Une retraite, oui, mais pas un retour à la vie privée : « Je ne m’éloigne pas de la Croix, mais je reste d’une manière nouvelle auprès du Seigneur crucifié. Je n’exerce plus le pouvoir de diriger l’Église, mais je reste au service de la prière de façon encore plus étroite dans le domaine de Saint Pierre. Par la prière et la méditation, j’accompagnerai encore le chemin de l’Église avec ce dévouement au Seigneur et à son Épouse que j’ai jusqu’à maintenant essayé de vivre tous les jours et que je souhaite toujours vivre ». Tout vêtu de blanc, avec ses cheveux blancs et sa voix tremblante, le 265e pape salue une dernière fois la foule avant de s’envoler dans l’hélicoptère qui fait une dernière voltige imprévue au-dessus de la coupole de Saint-Pierre. 

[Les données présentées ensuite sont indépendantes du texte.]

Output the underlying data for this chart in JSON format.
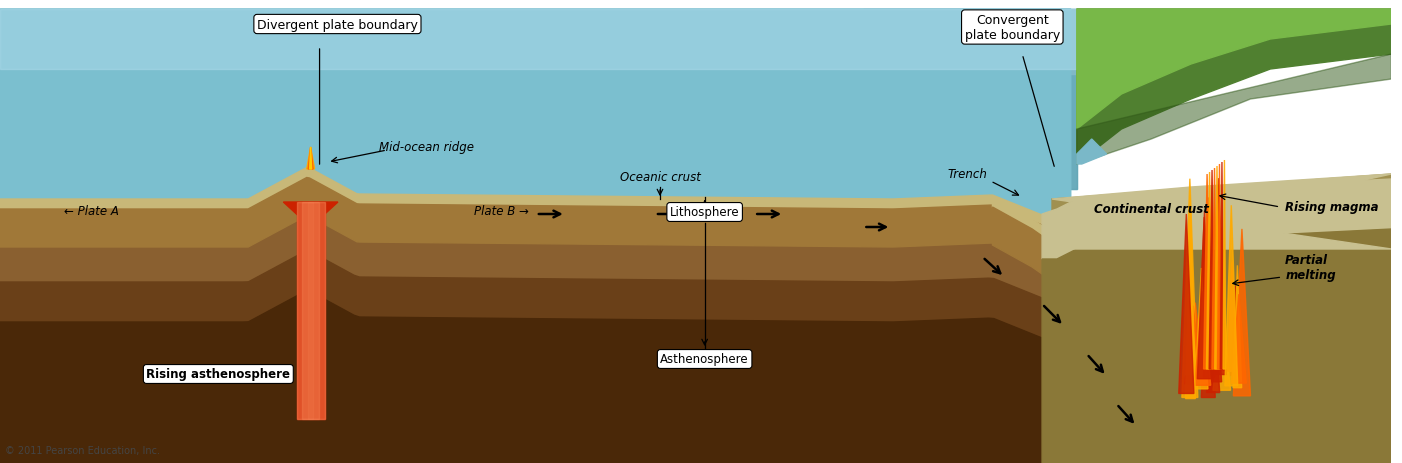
{
  "copyright": "© 2011 Pearson Education, Inc.",
  "bg": "#ffffff",
  "ocean_mid": "#7bbfcf",
  "ocean_light": "#a8d8e8",
  "ocean_dark": "#5a9aaa",
  "litho_top": "#c8b878",
  "litho_body": "#a07838",
  "asth_top": "#8a6030",
  "asth_mid": "#6a4018",
  "asth_dark": "#4a2808",
  "cont_light": "#c8c090",
  "cont_mid": "#a09050",
  "cont_body": "#8a7838",
  "green_light": "#78b848",
  "green_mid": "#508030",
  "green_dark": "#305818",
  "fire_orange": "#ff6600",
  "fire_red": "#cc2200",
  "fire_yellow": "#ffaa00",
  "fig_width": 14.02,
  "fig_height": 4.64,
  "dpi": 100,
  "labels": {
    "divergent_boundary": "Divergent plate boundary",
    "convergent_boundary": "Convergent\nplate boundary",
    "mid_ocean_ridge": "Mid-ocean ridge",
    "oceanic_crust": "Oceanic crust",
    "lithosphere": "Lithosphere",
    "asthenosphere": "Asthenosphere",
    "trench": "Trench",
    "rising_asth": "Rising asthenosphere",
    "rising_magma": "Rising magma",
    "partial_melting": "Partial\nmelting",
    "plate_a": "← Plate A",
    "plate_b": "Plate B →",
    "continental_crust": "Continental crust"
  }
}
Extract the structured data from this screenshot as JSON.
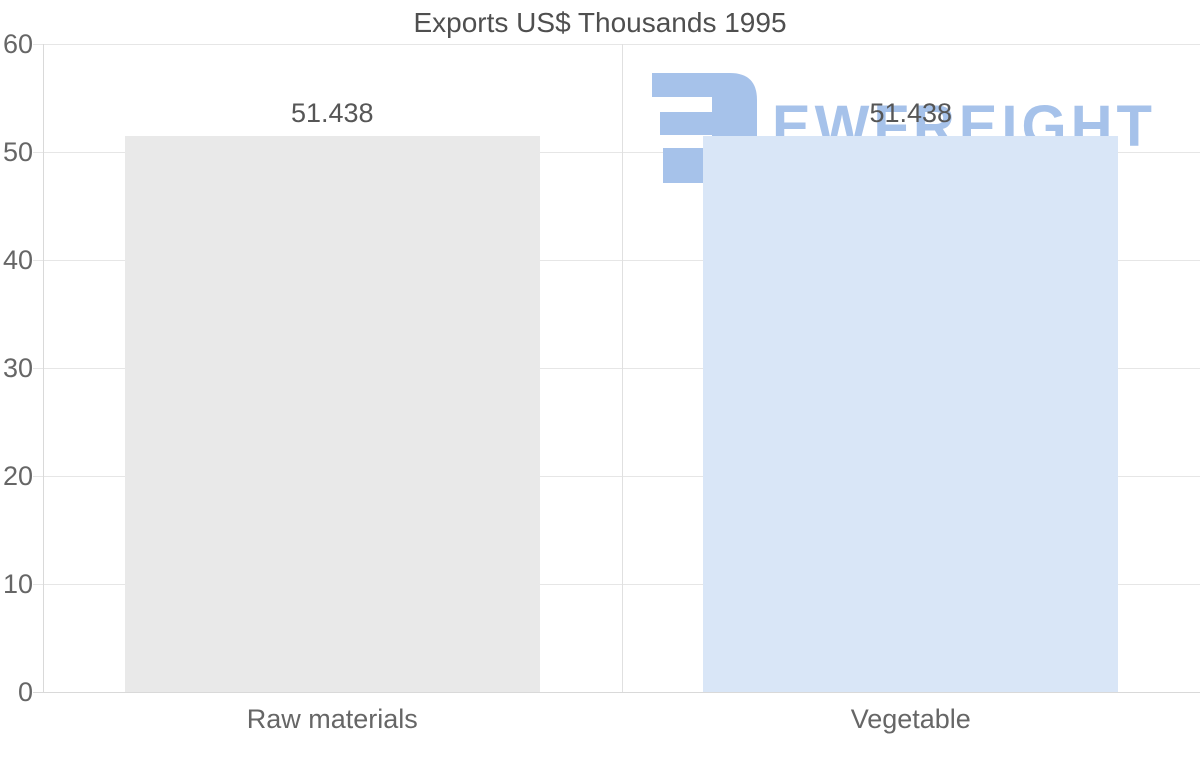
{
  "chart_data": {
    "type": "bar",
    "title": "Exports US$ Thousands 1995",
    "categories": [
      "Raw materials",
      "Vegetable"
    ],
    "values": [
      51.438,
      51.438
    ],
    "value_labels": [
      "51.438",
      "51.438"
    ],
    "series": [
      {
        "name": "Raw materials",
        "value": 51.438,
        "color": "#e9e9e9"
      },
      {
        "name": "Vegetable",
        "value": 51.438,
        "color": "#d9e6f7"
      }
    ],
    "bar_colors": [
      "#e9e9e9",
      "#d9e6f7"
    ],
    "xlabel": "",
    "ylabel": "",
    "ylim": [
      0,
      60
    ],
    "yticks": [
      0,
      10,
      20,
      30,
      40,
      50,
      60
    ],
    "grid": "on",
    "legend": "none"
  },
  "watermark": {
    "text": "EWFREIGHT",
    "color": "#a6c2ea"
  }
}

Huit années ont passé, le pape émérite a rencontré son successeur, le pape François, il a essuyé de nouvelles critiques de la presse en s’ouvrant dans ses Derniers entretiens avec Peter Seewald en 2016, il a reçu de nouveaux coups de fouet en acceptant de donner ses textes sur le célibat au cardinal Sarah, lorsque ceux-ci sortent chez Fayard en 2020, sous sa signature mais sans son accord préalable : ces textes devaient paraître après sa mort ; mais celle-ci ne vient pas. Et l’on se réjouit lorsqu’une maison italienne édite en cette fin d’année 2021 ses conférences sur l’Europe avec une double introduction du pape François et du pape Benoît XVI. Un seul chef de l’Église et un pape émérite, bien vu. Une fois de plus.

 

1. Supprimé par son successeur en 2021. Cf. Politique Magazine N°205, septembre 2021. 

2. Lumière du monde (Herder, 2010) sera tiré à 1 million d’exemplaires et traduit en français en 2011 (Bayard). C’est le troisième des quatre livres d’entretiens avec Joseph Ratzinger que Peter Seewald a publiés avec Sel de la Terre (1996), Dieu et le monde (2000) et Derniers entretiens (2016), avant d’entreprendre une monumentale biographie dont nous reprenons ici des extraits : Benedikt XVI. Ein Leben (Droemer 2020).